Many compensation committees have already begun to expand their line of oversight to broader human capital strategies but a new Semler Brossy piece outlines how “boards and committees can work with chief human resources officers to raise their game in HCM.” The report focuses on the steps director can take to elevate discussions around HCM priorities and work with management to ensure the organization has the talent alignment to successfully deliver on these goals. Doing so requires a multi-step process built to maximize the boards effectiveness:
- Clarify the HCM connection. Understand how the company’s HCM strategy supports the business because that will help shape which HR facets are most critical. For instance, an organization undergoing large change may need to focus on talent planning and culture versus a company expanding into new global markets who may need to focus on talent development and diversity.
- Understand the current state. Get up to speed on what is already communicated about human capital and ask questions about how the data is collected, how meaningful the data is and what may be missing. The CHRO should understand what level of information is needed at a board and committee level that will allow them to provide the appropriate level of oversight.
- Define future success. Partner with management to decide on the appropriate goals and metrics. HR leaders should help the board understand the key milestones to achieve these goals as well as the organizational strengths and weaknesses that will impact their ability to drive the results. Consider how external influences could impact success.
- Determine responsibilities. Ensure consensus on the right level of engagement for director oversight of each topic. The level of responsibility will often vary from periodically monitoring progress to reviewing and approving a new program or large-scale change. The report includes a helpful matrix to capture oversight responsibilities between the board and committees.
- Update the calendar and expand the charter. Work with the chair on the cadence of HCM topics in conjunction with the ongoing agenda items and determine the best approach for presenting topic and revisiting topics. A sample schedule that introduces a helpful “crawl, walk, run” methodology for introducing topics and building on the framework is included.
- Share oversight and metrics with investors. Directors are engaging with shareholders more frequently and will need to speak confidently on publicly disclosed HCM information. These discussions may help directors understand future investor interests and where the focus should be in communicating HCM in the future.
The report focuses on specific questions that directors should consider in four critical HCM areas: performance management, succession planning, DE&I and culture.
- Performance management.
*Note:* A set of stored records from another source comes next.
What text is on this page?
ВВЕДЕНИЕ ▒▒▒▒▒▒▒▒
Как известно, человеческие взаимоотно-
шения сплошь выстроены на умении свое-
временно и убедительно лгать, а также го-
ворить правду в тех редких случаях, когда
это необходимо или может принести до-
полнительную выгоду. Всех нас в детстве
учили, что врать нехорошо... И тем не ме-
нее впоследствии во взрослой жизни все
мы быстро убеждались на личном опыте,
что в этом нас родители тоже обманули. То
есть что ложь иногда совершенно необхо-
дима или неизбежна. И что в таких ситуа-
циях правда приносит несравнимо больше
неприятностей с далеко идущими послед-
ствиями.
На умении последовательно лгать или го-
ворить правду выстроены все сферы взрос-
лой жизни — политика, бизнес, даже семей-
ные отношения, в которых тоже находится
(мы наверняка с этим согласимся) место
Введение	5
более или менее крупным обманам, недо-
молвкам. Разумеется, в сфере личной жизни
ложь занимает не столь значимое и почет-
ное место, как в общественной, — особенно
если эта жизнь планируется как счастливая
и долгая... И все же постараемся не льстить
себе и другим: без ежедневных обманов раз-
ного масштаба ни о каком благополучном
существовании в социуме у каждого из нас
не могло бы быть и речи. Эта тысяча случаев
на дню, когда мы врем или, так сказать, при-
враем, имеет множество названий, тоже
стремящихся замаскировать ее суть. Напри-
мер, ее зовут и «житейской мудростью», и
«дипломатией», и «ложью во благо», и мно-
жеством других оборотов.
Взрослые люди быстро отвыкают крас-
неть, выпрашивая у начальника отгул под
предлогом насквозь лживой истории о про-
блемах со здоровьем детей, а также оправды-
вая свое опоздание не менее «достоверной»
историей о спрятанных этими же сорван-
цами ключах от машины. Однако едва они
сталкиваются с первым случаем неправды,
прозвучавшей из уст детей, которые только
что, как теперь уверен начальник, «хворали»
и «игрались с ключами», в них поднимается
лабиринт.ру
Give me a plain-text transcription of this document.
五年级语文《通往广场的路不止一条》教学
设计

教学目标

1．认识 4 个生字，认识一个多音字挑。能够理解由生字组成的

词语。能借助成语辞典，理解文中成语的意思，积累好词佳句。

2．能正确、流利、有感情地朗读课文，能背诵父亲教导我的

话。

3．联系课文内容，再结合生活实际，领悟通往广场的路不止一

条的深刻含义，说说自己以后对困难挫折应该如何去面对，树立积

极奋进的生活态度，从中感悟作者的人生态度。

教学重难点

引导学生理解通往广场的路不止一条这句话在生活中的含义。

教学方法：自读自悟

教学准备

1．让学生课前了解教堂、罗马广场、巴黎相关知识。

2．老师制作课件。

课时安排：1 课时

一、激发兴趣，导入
Understand how goals cascade through the organization, review analyses that show goal attainment across levels, business units and by demographics, and ask management teams to analyze performance management outcomes for high-potentials to determine if performance evaluation processes and succession practices could be improved.
- Succession planning. Ask questions about the skills needed now to meet the requirements for future leaders, get a pulse on leadership bench strength and understand what opportunities may exist for high performers who are ultimately not selected for a promotion.
- DE&I. Find out current objectives, the status towards these goals and what obstacles may be hindering progress. This is an area of interest for enhanced disclosure, so directors will also want to understand what an analysis may show if it were required to be disclosed.
- Culture. Questions such as how employees experience culture, what do employee engagement surveys say, and what are the potential challenges of our current culture can provide insights into sub-culture areas that need reinforcement or require a deliberate shift.
With the SEC’s proposal of HCM disclosure rules pending this fall, it is important that board directors get comfortable talking about these items and have the necessary to provide effective oversight.